Thanks for your help!

hackerjones · April 10, 2022, 2:00am

While I am no expert on the compiler, I don’t believe remote calls could be inlined. How would hot code upgrades work?

mat-hek · April 10, 2022, 8:32pm

That’s my experience as well, and though I’m not really into hot upgrades, I’m wondering if a module is always the best boundary for them. Maybe ability to group a bunch of modules that would have to be always reloaded all together could be a solution to that? Compiler could do a lot of optimisations while hot upgrades wouldn’t suffer, since reloading tightly related modules separately seems hard and not really beneficial

bjorng · April 11, 2022, 5:16am

No, the compiler will never inline code from other modules. When the inline_list_funcs option is given, the compiler uses hard-coded knowledge of a few of the functions in the lists module.

Hot code upgrades would be much more complicated if inlining from remote modules were allowed. One way to handle it would be for the loader to load and unload all modules in an application (or other groups of modules) all at once. Another way would be for the compiler to generate code both with and without inlining and let the loader make sure that the correct version of the code would be used.

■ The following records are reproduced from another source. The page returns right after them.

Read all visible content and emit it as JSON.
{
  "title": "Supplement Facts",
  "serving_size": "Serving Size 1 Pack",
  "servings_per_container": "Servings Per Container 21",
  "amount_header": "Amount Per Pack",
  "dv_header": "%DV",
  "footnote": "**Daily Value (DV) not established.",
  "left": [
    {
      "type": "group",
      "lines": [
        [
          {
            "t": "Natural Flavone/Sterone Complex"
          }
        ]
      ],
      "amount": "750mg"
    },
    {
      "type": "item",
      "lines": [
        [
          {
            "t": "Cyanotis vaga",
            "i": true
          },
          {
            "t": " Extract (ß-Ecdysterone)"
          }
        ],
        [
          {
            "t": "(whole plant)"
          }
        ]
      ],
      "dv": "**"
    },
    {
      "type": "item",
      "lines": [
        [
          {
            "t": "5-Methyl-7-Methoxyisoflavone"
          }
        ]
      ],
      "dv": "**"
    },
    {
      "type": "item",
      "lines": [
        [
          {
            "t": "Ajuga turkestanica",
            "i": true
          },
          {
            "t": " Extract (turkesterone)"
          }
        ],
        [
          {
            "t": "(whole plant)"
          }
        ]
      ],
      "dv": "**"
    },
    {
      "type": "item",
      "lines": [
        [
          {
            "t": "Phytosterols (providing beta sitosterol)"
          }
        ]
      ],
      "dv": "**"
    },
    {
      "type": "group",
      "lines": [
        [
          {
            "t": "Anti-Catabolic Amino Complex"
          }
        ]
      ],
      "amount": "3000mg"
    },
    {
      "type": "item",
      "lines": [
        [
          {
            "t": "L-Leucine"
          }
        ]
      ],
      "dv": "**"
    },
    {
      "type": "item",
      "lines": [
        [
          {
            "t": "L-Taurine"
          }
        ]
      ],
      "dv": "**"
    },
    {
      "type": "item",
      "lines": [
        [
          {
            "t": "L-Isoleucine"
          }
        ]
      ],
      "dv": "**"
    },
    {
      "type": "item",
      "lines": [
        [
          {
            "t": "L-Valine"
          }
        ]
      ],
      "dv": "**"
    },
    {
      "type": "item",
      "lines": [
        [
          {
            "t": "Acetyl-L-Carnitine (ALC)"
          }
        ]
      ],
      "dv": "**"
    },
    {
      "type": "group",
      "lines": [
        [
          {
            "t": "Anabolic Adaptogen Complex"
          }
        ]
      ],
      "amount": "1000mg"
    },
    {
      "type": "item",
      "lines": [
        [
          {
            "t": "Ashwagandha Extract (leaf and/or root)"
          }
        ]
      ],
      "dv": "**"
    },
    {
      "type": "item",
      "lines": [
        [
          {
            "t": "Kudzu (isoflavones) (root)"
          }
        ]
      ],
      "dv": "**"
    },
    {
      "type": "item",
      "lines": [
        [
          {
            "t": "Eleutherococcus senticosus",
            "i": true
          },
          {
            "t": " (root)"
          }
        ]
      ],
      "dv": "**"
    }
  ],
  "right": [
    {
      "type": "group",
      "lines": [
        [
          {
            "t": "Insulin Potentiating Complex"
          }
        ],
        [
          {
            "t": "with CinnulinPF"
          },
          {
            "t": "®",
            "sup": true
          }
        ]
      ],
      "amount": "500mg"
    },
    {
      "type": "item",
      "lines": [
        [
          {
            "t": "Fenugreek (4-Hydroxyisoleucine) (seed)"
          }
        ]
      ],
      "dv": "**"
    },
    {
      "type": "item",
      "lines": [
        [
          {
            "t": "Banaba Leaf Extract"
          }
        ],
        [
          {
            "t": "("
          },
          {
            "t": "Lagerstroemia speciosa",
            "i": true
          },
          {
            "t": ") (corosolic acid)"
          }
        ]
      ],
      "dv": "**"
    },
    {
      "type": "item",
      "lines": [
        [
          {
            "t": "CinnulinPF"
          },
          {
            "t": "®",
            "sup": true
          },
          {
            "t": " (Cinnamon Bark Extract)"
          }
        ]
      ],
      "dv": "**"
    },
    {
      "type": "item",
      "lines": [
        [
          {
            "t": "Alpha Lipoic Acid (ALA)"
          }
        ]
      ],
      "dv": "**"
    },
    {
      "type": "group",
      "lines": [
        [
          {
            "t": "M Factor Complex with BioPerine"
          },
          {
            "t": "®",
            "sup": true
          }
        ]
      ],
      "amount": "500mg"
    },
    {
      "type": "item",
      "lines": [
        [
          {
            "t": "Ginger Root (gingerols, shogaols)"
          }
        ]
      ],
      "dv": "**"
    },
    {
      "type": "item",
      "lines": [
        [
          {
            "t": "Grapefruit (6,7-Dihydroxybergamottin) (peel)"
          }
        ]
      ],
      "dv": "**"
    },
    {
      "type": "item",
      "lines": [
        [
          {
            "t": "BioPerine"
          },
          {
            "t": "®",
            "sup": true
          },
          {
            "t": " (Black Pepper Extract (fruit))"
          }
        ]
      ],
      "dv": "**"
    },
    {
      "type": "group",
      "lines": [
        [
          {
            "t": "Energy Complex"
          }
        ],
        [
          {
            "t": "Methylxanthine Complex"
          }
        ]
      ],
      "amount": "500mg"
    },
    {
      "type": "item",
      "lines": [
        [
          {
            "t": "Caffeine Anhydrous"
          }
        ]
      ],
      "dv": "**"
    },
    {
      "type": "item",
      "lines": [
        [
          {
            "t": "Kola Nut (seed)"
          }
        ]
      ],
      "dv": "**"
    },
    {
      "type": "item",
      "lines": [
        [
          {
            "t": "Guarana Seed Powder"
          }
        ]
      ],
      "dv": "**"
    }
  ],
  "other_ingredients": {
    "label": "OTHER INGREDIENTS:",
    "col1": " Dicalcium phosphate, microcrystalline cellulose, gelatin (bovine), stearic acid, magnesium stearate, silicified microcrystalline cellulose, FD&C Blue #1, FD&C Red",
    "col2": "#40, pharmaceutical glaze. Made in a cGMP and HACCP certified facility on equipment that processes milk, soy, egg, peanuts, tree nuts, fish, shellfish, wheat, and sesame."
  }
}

We have not tried to implement either of those ways to handle inlining combined with hot code upgrading, because all experiments we have done so far with inlining code between modules in applications such as compiler and dialyzer have been disappointing. The issue seems to be that function calls in BEAM are very fast, and thus inlining will only gain performance if the inlined code can be simplified. If the code cannot be simplified, inlining will increase the code size, which usually results in worse performance.

Qqwy · April 11, 2022, 11:44am

@bjorng thank you very much for your in-depth reply! I wonder whether the code size argument still holds as strongly now that the code is compiled to native code.
And besides this, I do think that cases in which the code can be simplified are rather common. The main case which comes to mind, is the one where records, tuples, maps (, Elixir structs) are built on one side of a remote module call and immediately deconstructed on the other side.

Of course, it would definitely make hot-code upgrades more difficult, if it were to be expected to work everywhere.
Maybe it is possible to create something similar to inline_list_funcs that works for a user-specified module using a compiler option. Or maybe this could be emulated fully in user-code with a clever use of parse transforms (or Elixir macros).

SisMaker · April 18, 2022, 1:34am

I just tested it and found that if you want to see if a function is inline you can use erlc -s xxx.erl to check. The .S file is the final execution file. It seems like an interesting thing to look at .s, but there doesn’t seem to be a full assembly instruction description.

williamthome · October 28, 2023, 1:44pm

How/when exactly the code size can result in worse performance? There is a good practice in the number of lines or the amount of the code of a module? Also, can the number of exported functions also result in worse performance?

jhogberg · October 28, 2023, 1:54pm

When the hot parts of your code no longer fit well into the instruction cache, for instance.

It varies so much from case to case that we can’t give any advice other than to measure performance religiously.

No.